I started by looking into the Octagon before it became the Black Cultural Center. The Octagon was built in 1847-1848 and was designed by Henry A. Sykes who was an architect and contractor. Former Amherst College President Edward Hitchcock was largely responsible for the construction of the Octagon. Hitchcock describes the Octagon (Woods Cabinet): “It was not until the erection of the Woods Cabinet [the Octagon] in 1 848, that an exhibition of good taste in the buildings where young men are educated, was thought promotive of the main object instead of needless waste.” The list of donors can be found on a plaque in the Octagon and a total of $8,437 dollars was raised to build the Octagon. The Octagon housed the College’s scientific collection and the Lawrence Observatory. The original building included only the octagonal tower and the two-story cabinet. The one-story octagonal room (the room with the television) and the wooden wing at the east (restroom space) were later additions. For this information I referenced The Story of the Campus and Buildings of Amherst College by Stanley King.

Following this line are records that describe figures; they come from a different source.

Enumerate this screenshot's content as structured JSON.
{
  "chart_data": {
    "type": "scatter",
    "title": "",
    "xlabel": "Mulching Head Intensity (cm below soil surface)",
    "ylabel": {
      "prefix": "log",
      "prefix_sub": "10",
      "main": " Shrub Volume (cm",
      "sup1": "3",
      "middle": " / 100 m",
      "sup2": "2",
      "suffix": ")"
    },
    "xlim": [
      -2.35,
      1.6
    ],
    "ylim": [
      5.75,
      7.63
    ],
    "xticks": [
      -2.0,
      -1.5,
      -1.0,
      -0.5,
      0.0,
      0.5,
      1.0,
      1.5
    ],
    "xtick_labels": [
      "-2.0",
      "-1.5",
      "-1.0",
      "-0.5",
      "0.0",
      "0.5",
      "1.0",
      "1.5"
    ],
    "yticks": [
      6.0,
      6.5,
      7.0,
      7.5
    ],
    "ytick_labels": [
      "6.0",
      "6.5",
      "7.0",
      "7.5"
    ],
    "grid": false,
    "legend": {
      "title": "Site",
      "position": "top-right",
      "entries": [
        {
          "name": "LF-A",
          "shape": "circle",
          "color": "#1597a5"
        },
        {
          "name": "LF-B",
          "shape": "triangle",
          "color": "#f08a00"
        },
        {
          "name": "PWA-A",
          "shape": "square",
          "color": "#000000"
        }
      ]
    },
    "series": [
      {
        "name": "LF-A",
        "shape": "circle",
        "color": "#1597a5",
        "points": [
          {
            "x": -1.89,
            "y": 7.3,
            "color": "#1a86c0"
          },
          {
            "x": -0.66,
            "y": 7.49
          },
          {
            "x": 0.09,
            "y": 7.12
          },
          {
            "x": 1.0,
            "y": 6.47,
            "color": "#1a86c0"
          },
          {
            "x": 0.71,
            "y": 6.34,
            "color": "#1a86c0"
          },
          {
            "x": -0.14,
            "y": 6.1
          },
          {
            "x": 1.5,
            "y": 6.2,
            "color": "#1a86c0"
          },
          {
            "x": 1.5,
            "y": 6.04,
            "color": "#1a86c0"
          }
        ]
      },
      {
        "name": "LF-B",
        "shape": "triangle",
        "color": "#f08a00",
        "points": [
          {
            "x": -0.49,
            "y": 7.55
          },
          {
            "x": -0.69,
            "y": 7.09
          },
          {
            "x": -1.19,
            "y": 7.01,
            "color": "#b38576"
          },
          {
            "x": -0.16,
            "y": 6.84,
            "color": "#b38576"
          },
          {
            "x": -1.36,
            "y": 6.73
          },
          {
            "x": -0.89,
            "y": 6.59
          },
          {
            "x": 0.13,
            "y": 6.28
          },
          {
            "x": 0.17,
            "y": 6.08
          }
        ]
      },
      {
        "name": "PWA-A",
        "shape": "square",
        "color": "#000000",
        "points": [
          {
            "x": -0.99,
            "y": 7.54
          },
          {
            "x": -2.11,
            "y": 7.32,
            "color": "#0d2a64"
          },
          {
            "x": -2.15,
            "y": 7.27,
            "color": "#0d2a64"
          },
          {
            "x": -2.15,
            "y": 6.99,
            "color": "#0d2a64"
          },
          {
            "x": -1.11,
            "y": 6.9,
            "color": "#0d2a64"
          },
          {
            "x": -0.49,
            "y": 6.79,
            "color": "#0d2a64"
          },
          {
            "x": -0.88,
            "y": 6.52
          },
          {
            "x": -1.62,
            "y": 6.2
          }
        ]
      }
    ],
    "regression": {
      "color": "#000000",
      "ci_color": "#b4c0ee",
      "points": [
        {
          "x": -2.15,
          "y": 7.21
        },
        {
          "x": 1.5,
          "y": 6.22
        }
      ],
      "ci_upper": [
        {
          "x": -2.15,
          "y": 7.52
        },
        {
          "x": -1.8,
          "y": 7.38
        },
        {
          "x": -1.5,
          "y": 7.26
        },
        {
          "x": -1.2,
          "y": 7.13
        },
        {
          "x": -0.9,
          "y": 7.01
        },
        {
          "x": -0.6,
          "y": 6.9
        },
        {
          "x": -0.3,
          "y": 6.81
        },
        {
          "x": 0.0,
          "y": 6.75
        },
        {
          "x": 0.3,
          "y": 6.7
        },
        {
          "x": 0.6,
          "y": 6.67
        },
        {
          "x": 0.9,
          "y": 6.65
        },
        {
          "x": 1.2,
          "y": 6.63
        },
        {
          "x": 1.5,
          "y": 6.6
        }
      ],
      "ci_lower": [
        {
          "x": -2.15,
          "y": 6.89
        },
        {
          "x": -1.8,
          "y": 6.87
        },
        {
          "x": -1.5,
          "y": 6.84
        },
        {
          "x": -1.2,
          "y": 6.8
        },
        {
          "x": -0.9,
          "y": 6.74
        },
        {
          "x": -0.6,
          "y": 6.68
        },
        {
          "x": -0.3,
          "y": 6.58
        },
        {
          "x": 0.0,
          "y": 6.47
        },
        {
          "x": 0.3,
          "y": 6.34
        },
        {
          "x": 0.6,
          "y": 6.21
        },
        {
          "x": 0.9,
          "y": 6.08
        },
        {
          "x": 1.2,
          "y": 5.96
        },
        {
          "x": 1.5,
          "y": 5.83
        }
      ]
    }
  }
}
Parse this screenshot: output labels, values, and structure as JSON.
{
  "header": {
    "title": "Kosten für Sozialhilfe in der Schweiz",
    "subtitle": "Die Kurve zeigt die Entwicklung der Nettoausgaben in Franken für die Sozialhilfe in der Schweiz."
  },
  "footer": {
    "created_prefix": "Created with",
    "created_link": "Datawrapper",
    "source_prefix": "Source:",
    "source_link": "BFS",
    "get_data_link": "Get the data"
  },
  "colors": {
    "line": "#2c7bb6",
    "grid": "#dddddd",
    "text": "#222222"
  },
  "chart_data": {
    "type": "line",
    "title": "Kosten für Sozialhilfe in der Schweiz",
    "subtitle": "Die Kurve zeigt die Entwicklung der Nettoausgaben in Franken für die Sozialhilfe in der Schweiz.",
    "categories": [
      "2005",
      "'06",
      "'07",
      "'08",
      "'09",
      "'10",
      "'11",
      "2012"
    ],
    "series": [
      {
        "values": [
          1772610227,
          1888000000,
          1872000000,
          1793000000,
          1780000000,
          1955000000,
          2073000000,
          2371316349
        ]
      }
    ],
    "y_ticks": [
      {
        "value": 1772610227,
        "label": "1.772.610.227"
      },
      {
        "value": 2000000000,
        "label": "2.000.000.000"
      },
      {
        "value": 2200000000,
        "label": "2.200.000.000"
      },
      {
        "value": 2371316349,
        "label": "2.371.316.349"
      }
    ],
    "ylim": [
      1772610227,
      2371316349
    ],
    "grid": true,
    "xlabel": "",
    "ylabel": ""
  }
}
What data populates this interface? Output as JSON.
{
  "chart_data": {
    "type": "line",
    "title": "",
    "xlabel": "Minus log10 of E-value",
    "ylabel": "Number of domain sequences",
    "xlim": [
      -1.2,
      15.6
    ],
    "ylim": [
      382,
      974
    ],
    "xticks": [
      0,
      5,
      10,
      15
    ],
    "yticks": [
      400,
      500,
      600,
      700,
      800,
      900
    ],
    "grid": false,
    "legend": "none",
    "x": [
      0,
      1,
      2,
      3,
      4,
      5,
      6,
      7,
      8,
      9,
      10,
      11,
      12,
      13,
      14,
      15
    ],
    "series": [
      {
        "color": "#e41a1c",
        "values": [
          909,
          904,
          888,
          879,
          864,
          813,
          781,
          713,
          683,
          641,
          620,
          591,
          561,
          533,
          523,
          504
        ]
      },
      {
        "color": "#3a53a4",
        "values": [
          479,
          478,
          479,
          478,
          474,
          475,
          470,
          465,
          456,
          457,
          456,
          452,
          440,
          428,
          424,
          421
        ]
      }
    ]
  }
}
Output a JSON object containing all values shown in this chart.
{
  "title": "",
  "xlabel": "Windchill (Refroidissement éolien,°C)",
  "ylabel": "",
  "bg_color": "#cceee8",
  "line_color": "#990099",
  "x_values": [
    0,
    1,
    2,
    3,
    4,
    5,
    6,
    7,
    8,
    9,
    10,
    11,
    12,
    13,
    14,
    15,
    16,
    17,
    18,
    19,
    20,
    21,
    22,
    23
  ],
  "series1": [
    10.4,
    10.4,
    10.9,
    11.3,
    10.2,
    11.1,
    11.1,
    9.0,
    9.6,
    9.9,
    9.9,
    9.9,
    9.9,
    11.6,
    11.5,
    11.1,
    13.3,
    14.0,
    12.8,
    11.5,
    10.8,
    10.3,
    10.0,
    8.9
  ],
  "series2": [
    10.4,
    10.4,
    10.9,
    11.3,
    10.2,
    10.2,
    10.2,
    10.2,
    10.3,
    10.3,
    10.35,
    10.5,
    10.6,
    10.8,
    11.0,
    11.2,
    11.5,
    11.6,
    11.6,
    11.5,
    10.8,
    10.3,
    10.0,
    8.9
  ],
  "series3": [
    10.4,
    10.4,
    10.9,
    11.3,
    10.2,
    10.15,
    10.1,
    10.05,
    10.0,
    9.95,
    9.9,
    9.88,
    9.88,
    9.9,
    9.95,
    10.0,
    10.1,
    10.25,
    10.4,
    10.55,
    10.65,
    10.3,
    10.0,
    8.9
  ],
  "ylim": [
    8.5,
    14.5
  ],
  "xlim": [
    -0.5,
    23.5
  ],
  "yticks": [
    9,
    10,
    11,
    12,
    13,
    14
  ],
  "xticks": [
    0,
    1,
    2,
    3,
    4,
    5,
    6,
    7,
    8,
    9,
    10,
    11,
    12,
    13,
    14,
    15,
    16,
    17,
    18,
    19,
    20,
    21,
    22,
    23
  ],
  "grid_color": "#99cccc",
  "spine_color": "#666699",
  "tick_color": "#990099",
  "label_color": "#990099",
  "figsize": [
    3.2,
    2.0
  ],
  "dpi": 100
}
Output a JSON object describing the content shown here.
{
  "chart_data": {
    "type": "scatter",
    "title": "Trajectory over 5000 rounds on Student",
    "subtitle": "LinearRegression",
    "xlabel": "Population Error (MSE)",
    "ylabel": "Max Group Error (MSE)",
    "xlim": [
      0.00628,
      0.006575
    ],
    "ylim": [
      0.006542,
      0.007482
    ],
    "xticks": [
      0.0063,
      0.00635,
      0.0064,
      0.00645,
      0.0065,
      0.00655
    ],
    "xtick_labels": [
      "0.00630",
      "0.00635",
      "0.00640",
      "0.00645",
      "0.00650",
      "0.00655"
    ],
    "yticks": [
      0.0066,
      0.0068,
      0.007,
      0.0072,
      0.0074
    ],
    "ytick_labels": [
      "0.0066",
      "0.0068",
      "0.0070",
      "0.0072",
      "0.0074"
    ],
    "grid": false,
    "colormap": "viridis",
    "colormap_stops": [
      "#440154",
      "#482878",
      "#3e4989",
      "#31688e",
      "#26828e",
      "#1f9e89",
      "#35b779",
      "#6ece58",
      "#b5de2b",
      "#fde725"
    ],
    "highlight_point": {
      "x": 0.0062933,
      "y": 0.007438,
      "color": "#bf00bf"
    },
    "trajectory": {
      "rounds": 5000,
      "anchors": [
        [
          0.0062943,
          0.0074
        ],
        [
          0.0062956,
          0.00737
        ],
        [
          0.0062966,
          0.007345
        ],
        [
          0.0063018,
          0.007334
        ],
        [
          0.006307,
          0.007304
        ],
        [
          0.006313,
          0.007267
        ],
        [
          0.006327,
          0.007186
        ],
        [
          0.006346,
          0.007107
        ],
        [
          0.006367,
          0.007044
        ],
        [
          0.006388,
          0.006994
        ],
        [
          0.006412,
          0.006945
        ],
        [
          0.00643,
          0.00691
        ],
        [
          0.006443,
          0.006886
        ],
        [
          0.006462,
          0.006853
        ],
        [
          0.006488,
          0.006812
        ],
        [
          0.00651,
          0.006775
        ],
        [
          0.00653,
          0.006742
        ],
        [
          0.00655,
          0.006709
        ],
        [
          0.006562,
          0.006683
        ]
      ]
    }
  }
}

I also focused on the mural located in the Gerald Penny Center of the Octagon. This week the original artist returned to campus, so I used the Alumni List Serv and the help of Kevin Soltau ’01 to identify each person depicted. I have attached the image below, which has the mural labeled. There are still a few faces that I need to investigate. I was also able to find some information about their time at Amherst. For example, I learned that the first black woman to be a resident counselor was Tara (Fuller) Lamourt ’80, who is depicted on the mural. Also her twin sister was the co-creator of the Sabrina’s A cappella Group.
I also learned that the Octagon was a venue for several weddings of Amherst College students. For example Uthman Muhammad ‘70 and his wife were married in the space. So this upcoming week I hope to really look into publications about the Octagon and how the repurposing of the space was portrayed to the Amherst community. I also hope to continue looking for flyers, event posters, to get a sense of how the space was used.